Die Ministerin besuchte die Polizeiinspektionen Bad
Deutsch-Altenburg in Niederösterreich und Frauenkirchen im
Burgenland, wo sie sich mit Soldaten und Polizisten traf, die im
Grenzbereich zusammen gearbeitet hatten. "Ich danke den Angehörigen
des österreichischen Bundesheeres, dass sie die Polizistinnen und
Polizisten bei den Sicherheitsaufgaben im Grenzgebiet unterstützt
haben", sagte die Innenministerin. "Die Sicherheit der Bevölkerung
ist aber auch nach Beendigung des Assistenzeinsatzes weiterhin
gewährleistet. Mit der Gründung der Soko Ost und der Soko Kfz sowie
den Polizeiinspektionen für Ausgleichsmaßnahmen haben wir wichtige
Schritte für die Kriminalitätsbekämpfung gesetzt."

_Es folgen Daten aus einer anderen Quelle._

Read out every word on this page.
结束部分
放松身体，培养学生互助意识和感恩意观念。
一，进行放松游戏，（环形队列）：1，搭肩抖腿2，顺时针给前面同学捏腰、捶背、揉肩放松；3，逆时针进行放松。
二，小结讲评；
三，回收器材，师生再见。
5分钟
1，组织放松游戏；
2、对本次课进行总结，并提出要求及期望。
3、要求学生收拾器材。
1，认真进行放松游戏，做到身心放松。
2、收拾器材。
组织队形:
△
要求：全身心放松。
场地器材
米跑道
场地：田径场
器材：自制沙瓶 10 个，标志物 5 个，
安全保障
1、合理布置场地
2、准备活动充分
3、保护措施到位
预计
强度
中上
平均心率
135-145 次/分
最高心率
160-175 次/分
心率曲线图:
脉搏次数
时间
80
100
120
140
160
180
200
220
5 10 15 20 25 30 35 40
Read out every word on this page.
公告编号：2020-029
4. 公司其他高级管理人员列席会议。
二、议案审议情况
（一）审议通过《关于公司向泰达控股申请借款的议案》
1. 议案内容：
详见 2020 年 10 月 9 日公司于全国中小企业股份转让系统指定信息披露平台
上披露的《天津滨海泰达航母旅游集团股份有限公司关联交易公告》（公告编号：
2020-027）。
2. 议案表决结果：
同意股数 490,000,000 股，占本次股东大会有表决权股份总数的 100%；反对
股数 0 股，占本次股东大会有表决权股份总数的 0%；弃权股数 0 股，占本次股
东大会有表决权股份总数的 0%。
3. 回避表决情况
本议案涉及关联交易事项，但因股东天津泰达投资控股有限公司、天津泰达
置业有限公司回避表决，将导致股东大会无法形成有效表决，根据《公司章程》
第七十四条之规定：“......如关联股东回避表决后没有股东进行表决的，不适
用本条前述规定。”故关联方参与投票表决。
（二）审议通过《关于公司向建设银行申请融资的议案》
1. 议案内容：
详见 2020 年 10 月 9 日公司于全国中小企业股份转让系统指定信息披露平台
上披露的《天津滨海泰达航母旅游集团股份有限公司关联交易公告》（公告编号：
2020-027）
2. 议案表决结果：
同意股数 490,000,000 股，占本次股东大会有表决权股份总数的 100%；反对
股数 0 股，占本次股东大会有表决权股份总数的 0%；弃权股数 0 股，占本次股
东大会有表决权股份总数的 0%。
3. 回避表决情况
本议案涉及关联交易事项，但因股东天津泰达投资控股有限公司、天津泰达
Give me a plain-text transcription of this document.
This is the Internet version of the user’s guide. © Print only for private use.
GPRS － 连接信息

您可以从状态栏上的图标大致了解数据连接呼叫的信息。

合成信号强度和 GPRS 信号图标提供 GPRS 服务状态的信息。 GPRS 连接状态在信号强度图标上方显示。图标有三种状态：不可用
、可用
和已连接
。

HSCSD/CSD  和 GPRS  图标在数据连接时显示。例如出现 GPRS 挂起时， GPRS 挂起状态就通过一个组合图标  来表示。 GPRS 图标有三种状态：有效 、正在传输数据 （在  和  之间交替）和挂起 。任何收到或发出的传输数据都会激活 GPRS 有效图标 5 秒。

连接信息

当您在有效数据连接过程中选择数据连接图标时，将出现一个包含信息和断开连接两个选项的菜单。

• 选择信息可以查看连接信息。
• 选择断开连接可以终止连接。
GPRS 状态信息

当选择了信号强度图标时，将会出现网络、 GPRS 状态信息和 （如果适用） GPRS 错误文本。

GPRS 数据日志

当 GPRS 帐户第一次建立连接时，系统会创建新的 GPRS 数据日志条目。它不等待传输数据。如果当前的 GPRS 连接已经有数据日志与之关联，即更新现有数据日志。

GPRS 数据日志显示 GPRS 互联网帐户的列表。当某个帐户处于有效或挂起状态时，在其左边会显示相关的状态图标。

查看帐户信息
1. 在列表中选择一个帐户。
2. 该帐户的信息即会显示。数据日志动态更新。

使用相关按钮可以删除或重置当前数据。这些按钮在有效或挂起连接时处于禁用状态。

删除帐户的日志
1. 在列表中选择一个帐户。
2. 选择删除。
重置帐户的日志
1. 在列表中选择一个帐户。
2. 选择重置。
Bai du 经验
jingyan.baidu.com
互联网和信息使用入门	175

Durch die Schwerpunktaktionen der Soko Ost und die Zusammenarbeit
mit den Polizeikräften in den Bundesländern werden der Fahndungsdruck
auf Straftäter erhöht und kriminelle Strukturen gestört. Auch das vom
Bundeskriminalamt ausgearbeitete Maßnahmenpaket mit intensiven
Strukturermittlungen und deren konsequente Umsetzung zeigte deutliche
Wirkung. "Die erfolgreichen Polizistinnen und Polizisten der Soko Kfz
haben maßgeblich dazu beigetragen, dass Österreich für viele
Autodiebe mittlerweile ein zu heißes Pflaster ist und sie unser Land
meiden", sagte Mikl-Leitner.
Mit dem Wegfall der Kontrollen an den Grenzen zu Tschechien,
Slowenien, Ungarn und zur Slowakei im Zuge der Schengen-Erweiterung
wurden Fachinspektionen für Ausgleichsmaßnahmen (AGM) eingerichtet.
Ausgleichsmaßnahmen sind Maßnahmen zur Verhinderung und Bekämpfung
spezifischer kriminal-, fremden- und sonstiger
verwaltungspolizeilicher Delikte nach dem Wegfall der
Grenzkontrollen. In Österreich gibt es 85 AGM-Dienststellen.
Schwerpunkte der AGM-Streifen sind illegale Migration,
Schlepperei, Menschenhandel, Kfz-Verschiebung, illegaler Handel mit
und Transport von Suchtmitteln, Waffen und Sprengstoffen, Ausfuhr von
Diebsgut sowie Fälschungen und Verfälschungen von Dokumenten. Zu den
Aufgaben der AGM gehört die Überwachung der Hauptreiserouten entlang
der Autobahnen und Schnellstraßen genauso wie der Eisenbahn und der
Bahnknotenpunkte. Die AGM-Beamten machen lagebedingte Kontrollen,
koordinierte Fahndungsmaßnahmen, gezielte Streifen- und
Überwachungsdienste und ereignis- und anlassunabhängige Kontrollen.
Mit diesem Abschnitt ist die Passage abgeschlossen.